The analyst’s forward position is stated without ambiguity: upside potential remains limited until these survival-driven sell-offs are fully absorbed. Until that absorption is confirmed in the data, the conservative perspective is not caution — it is the only analytically defensible posture available.

Bitcoin Stalls Below Resistance as Downtrend Persists

Bitcoin is trading near $66,800, continuing to consolidate after the sharp February breakdown that disrupted its prior bullish structure. The chart shows a clear shift in trend, with price moving from a series of higher highs into a pattern of lower highs and lower lows, confirming sustained bearish pressure.

BTC consolidates in a range | Source: BTCUSDT chart on TradingView

Following the capitulation event — marked by a significant spike in volume — BTC entered a range between approximately $62,000 and $72,000. Since then, price action has remained contained within this zone, but with a noticeable bias toward the lower end, suggesting weakening demand.

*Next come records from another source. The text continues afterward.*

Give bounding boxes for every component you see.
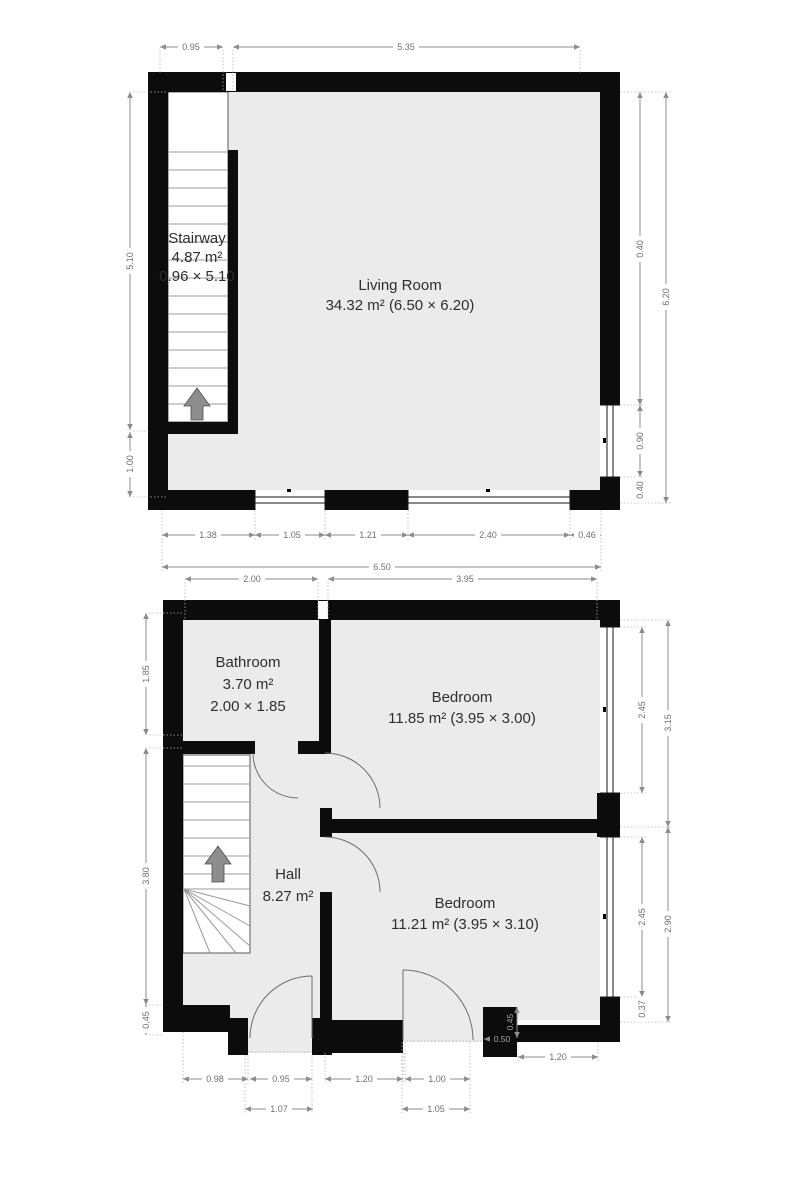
stairway-size: 0.96 × 5.10 [159, 268, 234, 285]
dim-f2-bottom-0: 0.98 [206, 1074, 224, 1084]
dim-f2-top-right: 3.95 [456, 574, 474, 584]
bathroom-size: 2.00 × 1.85 [210, 698, 285, 715]
dim-f2-opening-0: 1.07 [270, 1104, 288, 1114]
bathroom-label: Bathroom [215, 654, 280, 671]
dim-f2-right-section-top: 3.15 [663, 714, 673, 732]
dim-f1-left-upper: 5.10 [125, 252, 135, 270]
dim-f2-left-lower: 0.45 [141, 1011, 151, 1029]
dim-f2-right-step: 0.37 [637, 1000, 647, 1018]
window-f2-bedroom-top [600, 627, 620, 793]
dim-f2-opening-1: 1.05 [427, 1104, 445, 1114]
dim-f2-top-left: 2.00 [243, 574, 261, 584]
dim-f1-bottom-0: 1.38 [199, 530, 217, 540]
dim-f2-bottom-1: 0.95 [272, 1074, 290, 1084]
dim-f2-bottom-3: 1.00 [428, 1074, 446, 1084]
dim-f1-left-lower: 1.00 [125, 455, 135, 473]
dim-f2-right-window-top: 2.45 [637, 701, 647, 719]
floor-plan-page: { "floor1": { "rooms": { "stairway": { "… [0, 0, 797, 1200]
living-room-label: Living Room [358, 277, 441, 294]
dim-f1-top-left: 0.95 [182, 42, 200, 52]
dim-f1-right-total: 6.20 [661, 288, 671, 306]
bathroom-area: 3.70 m² [223, 676, 274, 693]
dim-f1-bottom-4: 0.46 [578, 530, 596, 540]
dim-f1-bottom-3: 2.40 [479, 530, 497, 540]
bedroom-bottom-label: Bedroom [435, 895, 496, 912]
dim-f2-left-mid: 3.80 [141, 867, 151, 885]
dim-f2-right-section-bottom: 2.90 [663, 915, 673, 933]
floor1-plan: Stairway 4.87 m² 0.96 × 5.10 Living Room… [125, 42, 671, 572]
stairway-area: 4.87 m² [172, 249, 223, 266]
front-door-opening-floor [248, 1020, 312, 1053]
dim-f1-right-window: 0.90 [635, 432, 645, 450]
dim-f1-bottom-2: 1.21 [359, 530, 377, 540]
bedroom-top-label: Bedroom [432, 689, 493, 706]
dim-f1-width-total: 6.50 [373, 562, 391, 572]
bedroom-top-detail: 11.85 m² (3.95 × 3.00) [388, 710, 536, 727]
dim-f2-left-upper: 1.85 [141, 665, 151, 683]
stairway-label: Stairway [168, 230, 226, 247]
dim-f1-right-lower: 0.40 [635, 481, 645, 499]
dim-f1-top-main: 5.35 [397, 42, 415, 52]
window-f1-bottom-right [408, 489, 570, 510]
window-f1-bottom-left [255, 489, 325, 510]
dim-f2-step-width: 0.50 [494, 1034, 511, 1044]
floor-plan-canvas: Stairway 4.87 m² 0.96 × 5.10 Living Room… [0, 0, 797, 1200]
floor2-plan: Bathroom 3.70 m² 2.00 × 1.85 Bedroom 11.… [141, 574, 673, 1114]
hall-label: Hall [275, 866, 301, 883]
living-room-detail: 34.32 m² (6.50 × 6.20) [326, 297, 475, 314]
window-f2-bedroom-bottom [600, 837, 620, 997]
dim-f2-bottom-right: 1.20 [549, 1052, 567, 1062]
hall-area: 8.27 m² [263, 888, 314, 905]
dim-f2-bottom-2: 1.20 [355, 1074, 373, 1084]
bedroom-bottom-detail: 11.21 m² (3.95 × 3.10) [391, 916, 539, 933]
dim-f2-right-window-bottom: 2.45 [637, 908, 647, 926]
dim-f2-step-height: 0.45 [505, 1013, 515, 1030]
window-f1-right [600, 405, 620, 477]
dim-f1-right-upper: 0.40 [635, 240, 645, 258]
dim-f1-bottom-1: 1.05 [283, 530, 301, 540]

The 50-day and 100-day moving averages are both trending downward above price, acting as dynamic resistance and limiting any recovery attempts. The 200-day moving average remains far above current levels, reinforcing the broader structural shift from expansion to correction.

Recent rallies toward the $70,000–$72,000 region have consistently failed, producing lower highs and indicating that sellers are still active on strength. Volume has declined during consolidation, pointing to reduced participation and a lack of strong conviction from buyers.

Unless Bitcoin can reclaim key moving averages and break above range resistance with strength, the current structure favors continued consolidation or a potential move lower toward support.